Given the massive diversity in languages, family groups, customs, and cultures, the native people of the northern and central California coasts likely would not have seen themselves as belonging to any single common group prior to the arrival of the Spanish.
To some degree, this persists today, with many local Indigenous people self-identifying primarily as members of one or more of approximately 58 distinct regional cultures that are grouped under the umbrella-term “Ohlone.” These include the Ramaytush of Yelamu, or San Francisco, and the Chochenyo, of Huichun, or Oakland, and much of the greater East Bay.
The Ohlone history of colonization differs significantly from that of more well-known plains nations such as the Lakota or Comanche. They share with many other California Natives an experience of invasion and oppression dating back to arrival of the Spanish in the 18th century.
The Indigenous people across California were forced to labor on behalf of the Franciscans, the religious order which oversaw the Catholic missions. Native language, culture, and customs were suppressed, and malnutrition, violence, and disease resulted in a staggering mortality rate. The labor performed by Indigenous “converts” in the areas of ranching, farming, and wine production created considerable wealth for the Franciscans.
Following Spain’s 1821 defeat in the Mexican War of Independence, control of Alta California passed to newly independent Mexico, which instituted a secularization policy designed to curb the power of the Church.
The Indigenous people under missionary rule were to be emancipated from Franciscan control and become eligible for Mexican citizenship. The mission system’s extensive land holdings were to be expropriated and redistributed, with half designated for newly freed Natives.
These promises of land and freedom proved to be worth little more than the paper they were written on. The majority of mission land would go to wealthy and politically influential Californio families, who used it to create enormous ranches and farms.

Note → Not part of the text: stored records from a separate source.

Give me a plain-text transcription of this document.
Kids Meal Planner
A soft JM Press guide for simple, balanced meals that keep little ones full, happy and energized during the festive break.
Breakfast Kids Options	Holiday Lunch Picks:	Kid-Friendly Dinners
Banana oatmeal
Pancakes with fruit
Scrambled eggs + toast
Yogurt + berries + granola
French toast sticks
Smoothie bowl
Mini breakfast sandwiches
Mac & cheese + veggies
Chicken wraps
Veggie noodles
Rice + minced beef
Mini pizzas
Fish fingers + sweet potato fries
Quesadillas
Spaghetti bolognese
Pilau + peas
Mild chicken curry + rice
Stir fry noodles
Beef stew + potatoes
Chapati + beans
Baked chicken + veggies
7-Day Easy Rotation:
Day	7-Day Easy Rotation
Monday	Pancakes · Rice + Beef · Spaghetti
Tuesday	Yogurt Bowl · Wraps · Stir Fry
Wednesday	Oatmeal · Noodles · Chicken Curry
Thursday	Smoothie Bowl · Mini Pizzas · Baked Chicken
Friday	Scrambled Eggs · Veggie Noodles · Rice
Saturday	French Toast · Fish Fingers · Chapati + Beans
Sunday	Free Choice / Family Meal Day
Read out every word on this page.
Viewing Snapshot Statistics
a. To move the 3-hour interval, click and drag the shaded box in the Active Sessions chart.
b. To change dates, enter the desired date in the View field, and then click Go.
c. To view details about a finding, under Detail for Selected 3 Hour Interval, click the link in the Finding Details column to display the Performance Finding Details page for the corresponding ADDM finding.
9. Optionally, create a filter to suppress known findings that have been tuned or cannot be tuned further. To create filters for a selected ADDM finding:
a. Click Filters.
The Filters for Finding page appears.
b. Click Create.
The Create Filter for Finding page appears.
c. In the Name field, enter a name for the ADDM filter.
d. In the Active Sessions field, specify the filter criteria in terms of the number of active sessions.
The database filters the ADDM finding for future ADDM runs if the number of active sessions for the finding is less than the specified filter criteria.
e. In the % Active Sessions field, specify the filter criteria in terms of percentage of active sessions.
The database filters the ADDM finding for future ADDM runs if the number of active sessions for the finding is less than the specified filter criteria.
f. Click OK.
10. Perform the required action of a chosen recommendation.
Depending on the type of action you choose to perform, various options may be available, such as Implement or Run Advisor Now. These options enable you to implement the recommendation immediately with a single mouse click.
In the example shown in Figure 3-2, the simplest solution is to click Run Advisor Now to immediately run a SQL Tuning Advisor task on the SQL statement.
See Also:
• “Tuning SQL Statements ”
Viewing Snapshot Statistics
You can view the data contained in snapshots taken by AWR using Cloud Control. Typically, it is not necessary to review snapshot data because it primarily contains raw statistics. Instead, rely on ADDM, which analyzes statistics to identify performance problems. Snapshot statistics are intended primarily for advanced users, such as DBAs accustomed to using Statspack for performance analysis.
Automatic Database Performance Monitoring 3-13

Landless and destitute Natives were employed as laborers on the very land that had been promised to them.
Owners purposefully created systems of debt designed to trap workers in peonage, and conditions were often as bad as or worse than those the Indigenous had suffered under the Franciscans.
However, arguably the darkest period in the history of California’s Indigenous peoples began in 1848, when the territory was transferred to the United States, and gold was discovered at Sutter’s Mill. Enticed by the lure of easy riches, white settlers poured into the territory. Seeing natives as an obstacle to full exploitation of the land, white Californians resolved upon a course of extermination.
What followed is believed by many scholars to be the worst instance of genocide against Indigenous people in US history. State sponsored death squads, as well as individual whites, committed widespread and indiscriminate violence against Natives throughout the state.
Fearing for their survival, Indigenous groups agreed to treaties which ceded the majority of their traditional lands in exchange for guaranteed reservations. However, due to pressure from California settlers, Congress never ratified these agreements, and many of California’s Indigenous peoples continue to be unrecognized by the United States government.
Today, Ohlone struggles continue to center on land and cultural survival. One noteworthy example was a 2011 spiritual encampment and blockade at Glen Cove, Vallejo, where a coalition of Ohlone activists and allies successfully prevented the destruction of the Karkin Ohlone Sogorea Te’ burial and ceremonial grounds.